Member of the State Duma for Samara Oblast
- Incumbent
- Assumed office 12 October 2021
- Preceded by: Yevgeny Serper
- Constituency: Zhigulyovsk (No. 161)

Personal details
- Born: 1 May 1965 (age 60) Debaltsevo, Donetsk Oblast, Ukrainian SSR, Soviet Union
- Party: United Russia
- Alma mater: Russian State Agrarian University – Moscow Timiryazev Agricultural Academy

= Andrey Trifonov =

Russian politician

Andrey Fedorovich Trifonov (Андрей Фёдорович Трифонов; born 1 May 1965) is a Russian political figure and a deputy of the 8th State Duma.

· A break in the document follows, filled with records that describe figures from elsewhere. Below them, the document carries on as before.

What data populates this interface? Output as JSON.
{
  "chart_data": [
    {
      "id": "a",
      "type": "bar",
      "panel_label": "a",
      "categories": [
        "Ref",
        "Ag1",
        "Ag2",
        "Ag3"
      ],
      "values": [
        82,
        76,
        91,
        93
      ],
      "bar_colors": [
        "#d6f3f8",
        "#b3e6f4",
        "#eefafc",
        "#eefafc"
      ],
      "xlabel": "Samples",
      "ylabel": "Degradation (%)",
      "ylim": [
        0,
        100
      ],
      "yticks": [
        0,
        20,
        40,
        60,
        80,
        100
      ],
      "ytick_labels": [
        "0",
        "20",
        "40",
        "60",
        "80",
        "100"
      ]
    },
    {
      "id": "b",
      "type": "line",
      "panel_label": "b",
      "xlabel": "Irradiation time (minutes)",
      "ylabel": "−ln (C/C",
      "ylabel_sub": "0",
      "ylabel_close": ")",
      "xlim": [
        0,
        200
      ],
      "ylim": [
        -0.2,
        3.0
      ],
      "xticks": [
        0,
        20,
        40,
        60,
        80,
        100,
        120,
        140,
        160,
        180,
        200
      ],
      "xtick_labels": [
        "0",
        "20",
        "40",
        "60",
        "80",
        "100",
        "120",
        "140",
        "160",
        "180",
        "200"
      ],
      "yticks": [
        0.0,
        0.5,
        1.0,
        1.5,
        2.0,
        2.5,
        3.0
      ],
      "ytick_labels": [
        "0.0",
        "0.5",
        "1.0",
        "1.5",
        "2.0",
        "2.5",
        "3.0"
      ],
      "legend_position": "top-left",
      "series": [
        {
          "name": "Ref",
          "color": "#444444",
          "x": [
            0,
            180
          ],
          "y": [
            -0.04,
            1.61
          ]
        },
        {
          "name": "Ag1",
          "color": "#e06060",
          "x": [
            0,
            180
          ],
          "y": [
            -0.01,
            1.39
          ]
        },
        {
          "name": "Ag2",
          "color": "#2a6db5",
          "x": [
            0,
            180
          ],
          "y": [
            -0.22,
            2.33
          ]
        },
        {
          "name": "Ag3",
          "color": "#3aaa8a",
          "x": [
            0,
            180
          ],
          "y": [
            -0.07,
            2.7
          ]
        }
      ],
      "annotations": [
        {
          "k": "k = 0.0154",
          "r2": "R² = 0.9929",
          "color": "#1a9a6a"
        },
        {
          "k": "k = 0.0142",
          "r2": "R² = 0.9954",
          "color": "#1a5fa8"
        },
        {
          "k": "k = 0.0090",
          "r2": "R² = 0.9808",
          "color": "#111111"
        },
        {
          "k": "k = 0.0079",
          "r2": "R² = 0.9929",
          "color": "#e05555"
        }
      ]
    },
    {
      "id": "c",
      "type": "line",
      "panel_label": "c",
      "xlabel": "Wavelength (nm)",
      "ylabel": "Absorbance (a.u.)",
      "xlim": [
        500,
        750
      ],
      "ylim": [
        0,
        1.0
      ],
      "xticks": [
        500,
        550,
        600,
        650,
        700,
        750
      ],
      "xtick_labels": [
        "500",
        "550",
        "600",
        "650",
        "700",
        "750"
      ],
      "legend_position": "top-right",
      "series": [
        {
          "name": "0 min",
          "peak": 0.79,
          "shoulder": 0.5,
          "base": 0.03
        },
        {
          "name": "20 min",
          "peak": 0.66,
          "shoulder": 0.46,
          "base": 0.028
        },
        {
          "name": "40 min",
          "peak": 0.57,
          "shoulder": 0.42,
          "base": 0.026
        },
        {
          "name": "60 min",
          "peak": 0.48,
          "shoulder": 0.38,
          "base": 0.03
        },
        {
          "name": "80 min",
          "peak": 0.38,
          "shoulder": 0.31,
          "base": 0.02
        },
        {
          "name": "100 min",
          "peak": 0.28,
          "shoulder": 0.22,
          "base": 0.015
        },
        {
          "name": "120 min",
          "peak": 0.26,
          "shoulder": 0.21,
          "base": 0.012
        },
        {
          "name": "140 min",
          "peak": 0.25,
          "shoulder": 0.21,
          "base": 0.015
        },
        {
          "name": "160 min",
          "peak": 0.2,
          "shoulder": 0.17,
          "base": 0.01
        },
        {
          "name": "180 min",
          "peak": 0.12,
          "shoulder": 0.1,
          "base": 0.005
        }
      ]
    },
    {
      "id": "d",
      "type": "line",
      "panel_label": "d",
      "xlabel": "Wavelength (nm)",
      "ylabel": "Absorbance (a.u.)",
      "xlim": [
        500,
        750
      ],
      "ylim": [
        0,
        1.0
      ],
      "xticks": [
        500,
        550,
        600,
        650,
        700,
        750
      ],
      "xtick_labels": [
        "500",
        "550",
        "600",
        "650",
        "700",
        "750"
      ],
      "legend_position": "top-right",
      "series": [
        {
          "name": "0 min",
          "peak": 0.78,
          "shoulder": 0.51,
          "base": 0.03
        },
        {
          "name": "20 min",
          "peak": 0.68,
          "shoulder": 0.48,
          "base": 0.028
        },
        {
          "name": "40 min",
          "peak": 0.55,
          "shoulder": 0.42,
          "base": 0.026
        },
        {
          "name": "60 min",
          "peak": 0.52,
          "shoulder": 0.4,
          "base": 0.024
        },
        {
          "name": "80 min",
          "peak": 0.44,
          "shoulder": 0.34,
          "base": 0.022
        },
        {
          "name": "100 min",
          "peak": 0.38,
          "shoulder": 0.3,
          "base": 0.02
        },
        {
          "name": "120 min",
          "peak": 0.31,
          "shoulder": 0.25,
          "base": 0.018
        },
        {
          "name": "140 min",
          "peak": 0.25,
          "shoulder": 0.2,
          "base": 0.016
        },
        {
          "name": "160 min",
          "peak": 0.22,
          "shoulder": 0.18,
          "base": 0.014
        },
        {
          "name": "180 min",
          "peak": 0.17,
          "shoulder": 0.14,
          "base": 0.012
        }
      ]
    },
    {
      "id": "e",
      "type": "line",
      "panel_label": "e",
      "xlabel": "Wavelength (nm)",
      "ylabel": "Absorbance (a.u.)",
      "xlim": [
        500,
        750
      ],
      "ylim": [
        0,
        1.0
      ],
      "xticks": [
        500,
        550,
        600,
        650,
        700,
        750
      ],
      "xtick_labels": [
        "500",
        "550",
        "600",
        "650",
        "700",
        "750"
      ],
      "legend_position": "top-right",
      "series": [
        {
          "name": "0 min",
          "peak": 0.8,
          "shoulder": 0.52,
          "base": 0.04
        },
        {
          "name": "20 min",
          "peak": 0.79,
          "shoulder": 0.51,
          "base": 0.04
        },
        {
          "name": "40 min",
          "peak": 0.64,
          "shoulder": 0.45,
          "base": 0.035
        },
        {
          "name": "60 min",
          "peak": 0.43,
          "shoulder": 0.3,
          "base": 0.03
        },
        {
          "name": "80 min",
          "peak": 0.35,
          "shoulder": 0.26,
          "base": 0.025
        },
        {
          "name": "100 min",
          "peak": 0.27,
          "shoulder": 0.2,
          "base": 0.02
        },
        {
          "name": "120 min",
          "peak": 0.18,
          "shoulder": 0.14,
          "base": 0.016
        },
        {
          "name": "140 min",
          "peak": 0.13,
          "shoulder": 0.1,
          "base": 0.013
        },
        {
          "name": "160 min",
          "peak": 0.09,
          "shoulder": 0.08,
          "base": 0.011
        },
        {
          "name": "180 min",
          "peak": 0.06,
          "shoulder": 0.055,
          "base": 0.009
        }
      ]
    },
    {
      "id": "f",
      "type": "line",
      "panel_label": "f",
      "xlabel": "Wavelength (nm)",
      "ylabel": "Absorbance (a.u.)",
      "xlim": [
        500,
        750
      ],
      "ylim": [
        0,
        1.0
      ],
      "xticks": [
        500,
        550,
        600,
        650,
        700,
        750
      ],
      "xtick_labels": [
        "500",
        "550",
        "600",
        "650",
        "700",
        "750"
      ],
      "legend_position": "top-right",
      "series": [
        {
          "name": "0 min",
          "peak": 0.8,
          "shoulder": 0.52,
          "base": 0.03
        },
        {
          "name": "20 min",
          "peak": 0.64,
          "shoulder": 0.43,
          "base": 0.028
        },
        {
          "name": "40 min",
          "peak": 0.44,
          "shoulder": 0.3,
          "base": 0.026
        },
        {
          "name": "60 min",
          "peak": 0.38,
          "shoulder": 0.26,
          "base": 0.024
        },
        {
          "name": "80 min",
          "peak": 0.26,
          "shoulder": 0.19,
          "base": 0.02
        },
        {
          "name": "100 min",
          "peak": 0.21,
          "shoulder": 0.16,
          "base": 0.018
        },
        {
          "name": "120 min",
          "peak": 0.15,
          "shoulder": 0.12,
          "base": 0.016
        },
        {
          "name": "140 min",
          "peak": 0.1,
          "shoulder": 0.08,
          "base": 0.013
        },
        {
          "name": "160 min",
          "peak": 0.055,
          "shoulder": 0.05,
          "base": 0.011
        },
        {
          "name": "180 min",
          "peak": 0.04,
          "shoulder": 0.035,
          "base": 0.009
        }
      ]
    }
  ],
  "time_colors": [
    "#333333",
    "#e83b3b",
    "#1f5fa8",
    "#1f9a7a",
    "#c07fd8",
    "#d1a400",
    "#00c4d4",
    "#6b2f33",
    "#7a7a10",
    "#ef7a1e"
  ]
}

From 1987 to 1992, Trifonov worked as a chief economist of the sovkhoz Yantarny located in the Rostov Oblast. From 1992 to 2000, he was the director of the small state enterprise Contact. In 2005, he was appointed director for special equipment of the machine-building enterprise JSC Tyazhmash (Syzran). From 2007 to 2008, he was the First Deputy General Director of the JSC Tyazhmash. In December 2010, Trifonov became the CEO of the enterprise. Since September 2021, he has served as deputy of the 8th State Duma.